Iraq: Perception Vs. Reality

In the latest Newsweek poll, by a 65-25% margin, Americans say we are losing ground in Iraq.

Imagine how those 1-in-4, who think we're making progress, would feel if they actually got a glimpse of day-to-day life there?

In today's Christian Science Monitor, a story that referred to a new 2-year high in violence in Iraq had this grim assessment from a Shiite contractor, who needs 6 bodyguards to accompany him to work,
"I've never seen a situation like this. We have killings, people fleeing our neighborhoods, joblessness and the government has no control. They're completely failing."

One of the best Iraqi blogs, A Star from Mosul, is written by an 18-year old Iraqi girl.
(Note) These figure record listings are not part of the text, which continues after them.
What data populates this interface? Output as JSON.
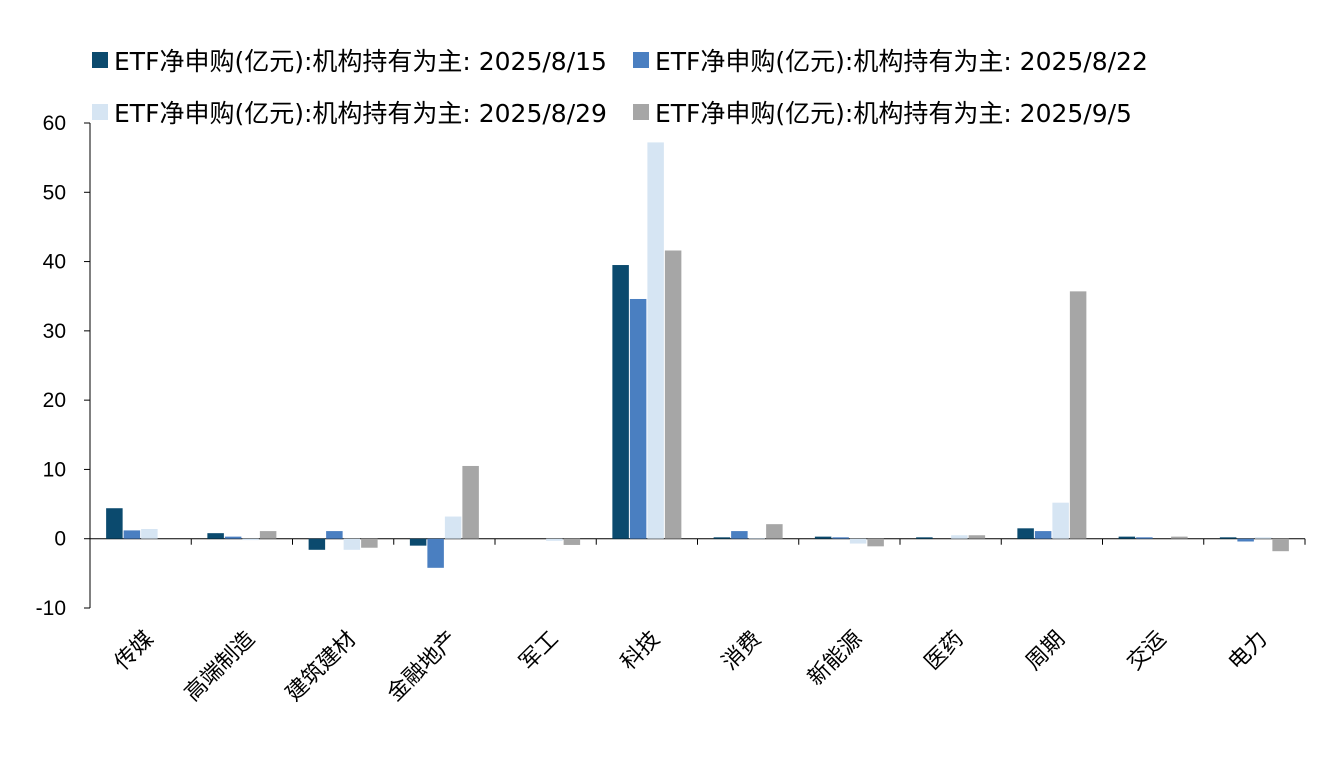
{
  "chart_data": {
    "type": "bar",
    "title": "",
    "xlabel": "",
    "ylabel": "",
    "ylim": [
      -10,
      60
    ],
    "yticks": [
      -10,
      0,
      10,
      20,
      30,
      40,
      50,
      60
    ],
    "grid": false,
    "legend_position": "top",
    "categories": [
      "传媒",
      "高端制造",
      "建筑建材",
      "金融地产",
      "军工",
      "科技",
      "消费",
      "新能源",
      "医药",
      "周期",
      "交运",
      "电力"
    ],
    "series": [
      {
        "name": "ETF净申购(亿元):机构持有为主: 2025/8/15",
        "color": "#0b4a6e",
        "values": [
          4.4,
          0.8,
          -1.6,
          -1.0,
          0.0,
          39.5,
          0.2,
          0.3,
          0.2,
          1.5,
          0.3,
          0.2
        ]
      },
      {
        "name": "ETF净申购(亿元):机构持有为主: 2025/8/22",
        "color": "#4a7fc1",
        "values": [
          1.2,
          0.3,
          1.1,
          -4.2,
          0.0,
          34.6,
          1.1,
          0.2,
          0.0,
          1.1,
          0.2,
          -0.4
        ]
      },
      {
        "name": "ETF净申购(亿元):机构持有为主: 2025/8/29",
        "color": "#d6e5f3",
        "values": [
          1.4,
          -0.2,
          -1.6,
          3.2,
          -0.3,
          57.2,
          0.1,
          -0.7,
          0.5,
          5.2,
          0.0,
          0.2
        ]
      },
      {
        "name": "ETF净申购(亿元):机构持有为主: 2025/9/5",
        "color": "#a6a6a6",
        "values": [
          0.0,
          1.1,
          -1.3,
          10.5,
          -0.9,
          41.6,
          2.1,
          -1.1,
          0.5,
          35.7,
          0.3,
          -1.8
        ]
      }
    ]
  }
}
Her most recent entry is from Thursday. 'Aunt Najma' writes,
Mosul is a mess today.. I woke up late today to know that a fuel tanker exploded near the university: A place full of people and shops and cars waiting in the long gas station line, with a police station nearby.
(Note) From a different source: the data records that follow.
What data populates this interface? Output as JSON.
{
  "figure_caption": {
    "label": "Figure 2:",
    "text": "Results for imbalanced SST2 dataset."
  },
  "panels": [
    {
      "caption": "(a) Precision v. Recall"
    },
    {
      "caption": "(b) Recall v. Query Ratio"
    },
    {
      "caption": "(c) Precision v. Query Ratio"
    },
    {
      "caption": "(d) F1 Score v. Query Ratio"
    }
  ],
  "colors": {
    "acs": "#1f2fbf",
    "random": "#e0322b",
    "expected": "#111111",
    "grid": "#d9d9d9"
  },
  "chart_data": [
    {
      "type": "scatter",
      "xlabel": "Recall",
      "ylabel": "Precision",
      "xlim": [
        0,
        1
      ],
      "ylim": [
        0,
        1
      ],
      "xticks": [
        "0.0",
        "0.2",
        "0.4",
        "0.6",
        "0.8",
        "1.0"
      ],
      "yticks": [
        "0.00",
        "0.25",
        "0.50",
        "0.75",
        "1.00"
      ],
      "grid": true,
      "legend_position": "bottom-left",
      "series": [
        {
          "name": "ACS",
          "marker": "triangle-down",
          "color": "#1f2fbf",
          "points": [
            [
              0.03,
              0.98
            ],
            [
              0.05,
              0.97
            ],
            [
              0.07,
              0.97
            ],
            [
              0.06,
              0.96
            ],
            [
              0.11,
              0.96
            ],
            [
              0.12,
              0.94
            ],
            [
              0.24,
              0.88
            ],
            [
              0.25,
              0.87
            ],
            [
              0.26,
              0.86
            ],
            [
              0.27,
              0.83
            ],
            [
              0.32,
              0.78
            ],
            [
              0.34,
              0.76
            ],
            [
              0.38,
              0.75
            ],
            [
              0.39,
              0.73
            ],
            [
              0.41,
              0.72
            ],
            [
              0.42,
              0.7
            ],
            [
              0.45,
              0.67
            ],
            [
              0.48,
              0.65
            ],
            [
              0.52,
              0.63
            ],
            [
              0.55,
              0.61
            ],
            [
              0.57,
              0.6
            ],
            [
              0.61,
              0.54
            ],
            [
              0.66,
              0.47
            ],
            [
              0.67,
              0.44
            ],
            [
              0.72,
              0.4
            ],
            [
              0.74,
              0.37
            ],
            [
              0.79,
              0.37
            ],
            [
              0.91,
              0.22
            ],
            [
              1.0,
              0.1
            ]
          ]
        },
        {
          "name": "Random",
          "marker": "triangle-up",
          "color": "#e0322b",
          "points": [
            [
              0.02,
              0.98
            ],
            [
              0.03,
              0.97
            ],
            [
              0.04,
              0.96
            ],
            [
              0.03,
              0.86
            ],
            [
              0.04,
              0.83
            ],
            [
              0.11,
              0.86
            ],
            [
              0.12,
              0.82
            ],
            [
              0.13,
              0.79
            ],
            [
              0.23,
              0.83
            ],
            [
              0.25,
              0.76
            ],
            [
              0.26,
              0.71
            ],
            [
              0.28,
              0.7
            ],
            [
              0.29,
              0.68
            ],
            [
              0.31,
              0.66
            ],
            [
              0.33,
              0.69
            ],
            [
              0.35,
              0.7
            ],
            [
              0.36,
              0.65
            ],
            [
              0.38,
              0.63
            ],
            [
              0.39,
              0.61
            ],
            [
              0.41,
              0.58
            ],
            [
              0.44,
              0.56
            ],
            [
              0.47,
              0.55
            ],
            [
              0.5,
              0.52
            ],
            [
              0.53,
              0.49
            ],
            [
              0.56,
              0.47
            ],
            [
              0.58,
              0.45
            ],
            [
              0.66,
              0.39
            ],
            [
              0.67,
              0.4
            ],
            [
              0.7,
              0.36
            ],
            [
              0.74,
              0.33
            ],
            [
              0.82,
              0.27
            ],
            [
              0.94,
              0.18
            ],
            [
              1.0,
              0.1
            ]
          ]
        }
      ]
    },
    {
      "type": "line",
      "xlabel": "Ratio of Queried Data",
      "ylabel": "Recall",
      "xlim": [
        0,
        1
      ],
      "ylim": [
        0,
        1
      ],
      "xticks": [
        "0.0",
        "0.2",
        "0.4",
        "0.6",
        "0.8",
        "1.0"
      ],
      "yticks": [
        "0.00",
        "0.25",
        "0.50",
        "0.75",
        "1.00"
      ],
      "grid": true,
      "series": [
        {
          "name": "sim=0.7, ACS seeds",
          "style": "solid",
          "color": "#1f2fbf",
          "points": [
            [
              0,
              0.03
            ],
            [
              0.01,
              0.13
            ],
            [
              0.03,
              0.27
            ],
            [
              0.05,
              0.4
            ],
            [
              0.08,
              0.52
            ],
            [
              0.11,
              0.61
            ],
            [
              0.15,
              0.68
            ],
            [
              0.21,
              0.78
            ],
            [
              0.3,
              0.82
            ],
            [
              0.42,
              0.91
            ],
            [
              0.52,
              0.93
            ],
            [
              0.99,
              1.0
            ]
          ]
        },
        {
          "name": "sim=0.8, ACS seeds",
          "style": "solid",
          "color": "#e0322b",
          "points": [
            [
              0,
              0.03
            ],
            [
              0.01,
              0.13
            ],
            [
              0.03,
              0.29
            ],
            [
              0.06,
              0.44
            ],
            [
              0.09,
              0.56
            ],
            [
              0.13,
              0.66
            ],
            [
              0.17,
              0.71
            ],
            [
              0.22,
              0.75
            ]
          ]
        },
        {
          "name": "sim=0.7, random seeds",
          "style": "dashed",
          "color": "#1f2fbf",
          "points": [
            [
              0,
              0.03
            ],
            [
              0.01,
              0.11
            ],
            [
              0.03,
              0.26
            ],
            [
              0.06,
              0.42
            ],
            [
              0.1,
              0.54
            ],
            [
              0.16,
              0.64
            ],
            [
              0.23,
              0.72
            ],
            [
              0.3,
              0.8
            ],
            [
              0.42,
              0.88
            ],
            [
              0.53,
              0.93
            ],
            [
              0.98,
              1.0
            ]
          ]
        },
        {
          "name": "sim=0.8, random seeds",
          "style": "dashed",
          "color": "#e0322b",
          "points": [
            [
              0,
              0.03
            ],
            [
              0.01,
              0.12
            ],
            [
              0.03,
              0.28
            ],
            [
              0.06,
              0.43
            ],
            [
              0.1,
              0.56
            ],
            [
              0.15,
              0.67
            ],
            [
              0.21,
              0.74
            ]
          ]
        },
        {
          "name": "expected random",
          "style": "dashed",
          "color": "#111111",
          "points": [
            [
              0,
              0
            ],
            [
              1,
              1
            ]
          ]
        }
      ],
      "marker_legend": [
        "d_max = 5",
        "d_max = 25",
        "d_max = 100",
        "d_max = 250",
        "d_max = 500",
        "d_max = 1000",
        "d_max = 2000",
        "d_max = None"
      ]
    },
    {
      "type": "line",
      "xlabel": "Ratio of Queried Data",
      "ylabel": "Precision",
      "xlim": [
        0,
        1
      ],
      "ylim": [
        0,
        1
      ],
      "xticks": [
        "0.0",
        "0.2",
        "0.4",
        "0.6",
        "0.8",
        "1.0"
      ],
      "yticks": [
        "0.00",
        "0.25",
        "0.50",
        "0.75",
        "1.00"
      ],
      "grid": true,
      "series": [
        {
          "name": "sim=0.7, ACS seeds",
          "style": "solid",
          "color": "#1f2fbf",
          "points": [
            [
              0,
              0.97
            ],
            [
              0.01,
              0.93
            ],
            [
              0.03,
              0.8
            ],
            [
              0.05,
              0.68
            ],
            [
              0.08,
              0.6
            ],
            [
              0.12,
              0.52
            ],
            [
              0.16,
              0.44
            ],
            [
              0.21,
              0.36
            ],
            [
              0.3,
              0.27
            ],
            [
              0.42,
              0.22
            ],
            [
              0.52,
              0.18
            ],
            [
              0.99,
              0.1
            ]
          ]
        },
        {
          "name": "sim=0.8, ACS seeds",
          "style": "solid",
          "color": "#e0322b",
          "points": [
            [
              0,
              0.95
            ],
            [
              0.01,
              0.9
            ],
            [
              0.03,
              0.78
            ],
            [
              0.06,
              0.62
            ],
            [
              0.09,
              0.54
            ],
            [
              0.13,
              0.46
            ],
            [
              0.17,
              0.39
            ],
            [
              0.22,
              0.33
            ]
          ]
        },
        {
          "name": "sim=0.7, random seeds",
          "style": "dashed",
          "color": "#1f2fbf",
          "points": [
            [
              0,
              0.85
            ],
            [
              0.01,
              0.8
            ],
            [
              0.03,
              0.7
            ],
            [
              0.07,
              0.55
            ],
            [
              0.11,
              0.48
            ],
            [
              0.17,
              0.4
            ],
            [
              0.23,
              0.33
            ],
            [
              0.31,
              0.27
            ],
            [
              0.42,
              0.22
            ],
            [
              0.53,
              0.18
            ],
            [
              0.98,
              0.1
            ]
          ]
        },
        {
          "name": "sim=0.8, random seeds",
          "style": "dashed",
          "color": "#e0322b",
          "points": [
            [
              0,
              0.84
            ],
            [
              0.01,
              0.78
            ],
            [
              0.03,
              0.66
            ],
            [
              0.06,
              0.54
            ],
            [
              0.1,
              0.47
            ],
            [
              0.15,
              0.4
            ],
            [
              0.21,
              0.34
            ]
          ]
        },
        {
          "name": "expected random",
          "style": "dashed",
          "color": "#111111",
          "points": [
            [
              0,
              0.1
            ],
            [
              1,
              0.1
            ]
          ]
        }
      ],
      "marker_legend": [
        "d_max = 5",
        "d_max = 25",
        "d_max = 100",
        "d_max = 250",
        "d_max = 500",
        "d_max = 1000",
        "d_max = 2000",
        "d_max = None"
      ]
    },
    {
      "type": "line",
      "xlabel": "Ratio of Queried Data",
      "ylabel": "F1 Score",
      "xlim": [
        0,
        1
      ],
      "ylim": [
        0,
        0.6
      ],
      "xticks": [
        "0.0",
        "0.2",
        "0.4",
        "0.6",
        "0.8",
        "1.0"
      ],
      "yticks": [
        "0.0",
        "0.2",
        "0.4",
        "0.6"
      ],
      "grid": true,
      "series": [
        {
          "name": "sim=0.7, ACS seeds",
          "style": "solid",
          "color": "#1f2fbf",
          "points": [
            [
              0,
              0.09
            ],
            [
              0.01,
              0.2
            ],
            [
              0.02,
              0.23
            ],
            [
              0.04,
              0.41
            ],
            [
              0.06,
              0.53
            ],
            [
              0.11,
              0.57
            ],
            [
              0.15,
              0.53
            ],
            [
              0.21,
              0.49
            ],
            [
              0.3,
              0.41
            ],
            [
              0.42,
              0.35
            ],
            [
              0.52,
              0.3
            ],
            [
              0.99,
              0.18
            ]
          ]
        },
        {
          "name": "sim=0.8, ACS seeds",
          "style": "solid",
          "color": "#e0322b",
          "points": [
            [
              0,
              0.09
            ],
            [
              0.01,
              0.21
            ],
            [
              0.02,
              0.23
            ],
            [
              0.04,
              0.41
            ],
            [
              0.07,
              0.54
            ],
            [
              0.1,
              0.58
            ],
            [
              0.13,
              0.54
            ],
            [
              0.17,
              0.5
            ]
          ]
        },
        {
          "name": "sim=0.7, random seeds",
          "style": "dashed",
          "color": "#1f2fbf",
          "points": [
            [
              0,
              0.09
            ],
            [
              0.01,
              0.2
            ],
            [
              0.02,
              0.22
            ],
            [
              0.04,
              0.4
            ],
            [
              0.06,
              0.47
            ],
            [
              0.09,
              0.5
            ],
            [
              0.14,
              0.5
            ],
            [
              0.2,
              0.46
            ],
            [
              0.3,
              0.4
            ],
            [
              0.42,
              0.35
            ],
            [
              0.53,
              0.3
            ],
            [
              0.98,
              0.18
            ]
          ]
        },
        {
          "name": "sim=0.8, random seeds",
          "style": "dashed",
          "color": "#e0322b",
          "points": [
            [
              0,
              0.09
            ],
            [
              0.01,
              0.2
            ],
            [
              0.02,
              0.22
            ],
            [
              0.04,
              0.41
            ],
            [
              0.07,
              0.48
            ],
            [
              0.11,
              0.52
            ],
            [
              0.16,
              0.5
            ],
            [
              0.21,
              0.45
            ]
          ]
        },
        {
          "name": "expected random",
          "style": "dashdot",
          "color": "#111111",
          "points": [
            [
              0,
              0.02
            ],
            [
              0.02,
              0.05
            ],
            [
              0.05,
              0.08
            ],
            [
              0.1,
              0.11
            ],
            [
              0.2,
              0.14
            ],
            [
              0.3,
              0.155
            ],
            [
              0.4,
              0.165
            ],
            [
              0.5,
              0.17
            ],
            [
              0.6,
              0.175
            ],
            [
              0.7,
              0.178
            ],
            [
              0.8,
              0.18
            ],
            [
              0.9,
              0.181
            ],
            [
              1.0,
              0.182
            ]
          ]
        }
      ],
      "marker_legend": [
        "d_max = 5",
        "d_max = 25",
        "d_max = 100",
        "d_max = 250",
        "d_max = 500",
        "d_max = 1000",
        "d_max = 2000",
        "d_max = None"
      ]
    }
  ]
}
In the meanwhile, two big explosion happened in my neighborhood today. Many explosions and shooting in several other areas. A total of six car bombs as reported in the news..
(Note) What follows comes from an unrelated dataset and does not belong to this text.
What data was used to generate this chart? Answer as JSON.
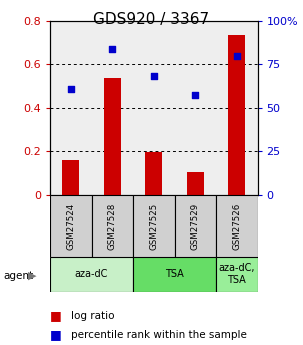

In the most sacred month, most sacred day, some people have the heart to kill and orphan and widow.

At least 12 families in Mosul will have sorrow and sadness in Eid, instead of happiness, because someone decided to kill himself in a way many won't forget..

I have been unable to write any post that relates to the situation for a long time now.. I think I am in denial. I am not watching the news, and when I happen to watch: at least 50 people are reported to be killed.. and I do not really seem to care.

I only shed a tear when I hear of security, of safety.. or of the many Iraqis who have left Iraq.. I do not know why.

Speaking of denial, The Washington Times today, reported on the president's Saturday radio address,
President Bush yesterday acknowledged that U.S. commanders are changing tactics in Iraq nearly every day but declared that the mission "is clear and unchanging."

"Our goal," he said, "is victory."

And later,
Mr. Bush vehemently rejected pulling U.S. troops out of Iraq.

"There is one thing we will not do: We will not pull our troops off the battlefield before the mission is complete," he said. "There are some in Washington who argue that retreating from Iraq would make us safer. I disagree."

Putting aside what 'victory' in Bushspeak means, what about the Iraqi people? What has become of their quality of life? When journalists and politicians dare not venture outside of the green zone bubble to effectively communicate the living hell that Iraq has become, is it any wonder that there is still a significant number of people who don't get what is happening there?

In the Newsweek poll I referred to, 39% of respondents still feel America did the right thing in taking military action against Iraq, and 7% were unsure.

How anybody could read these accounts and still feel that way is hard to fathom.

Obviously, if one ignores reality, they are more likely to maintain a belief system based upon illusion.

Having a news media that, partially due to their own safety concerns, has not portrayed the true picture of life in Iraq, does not help.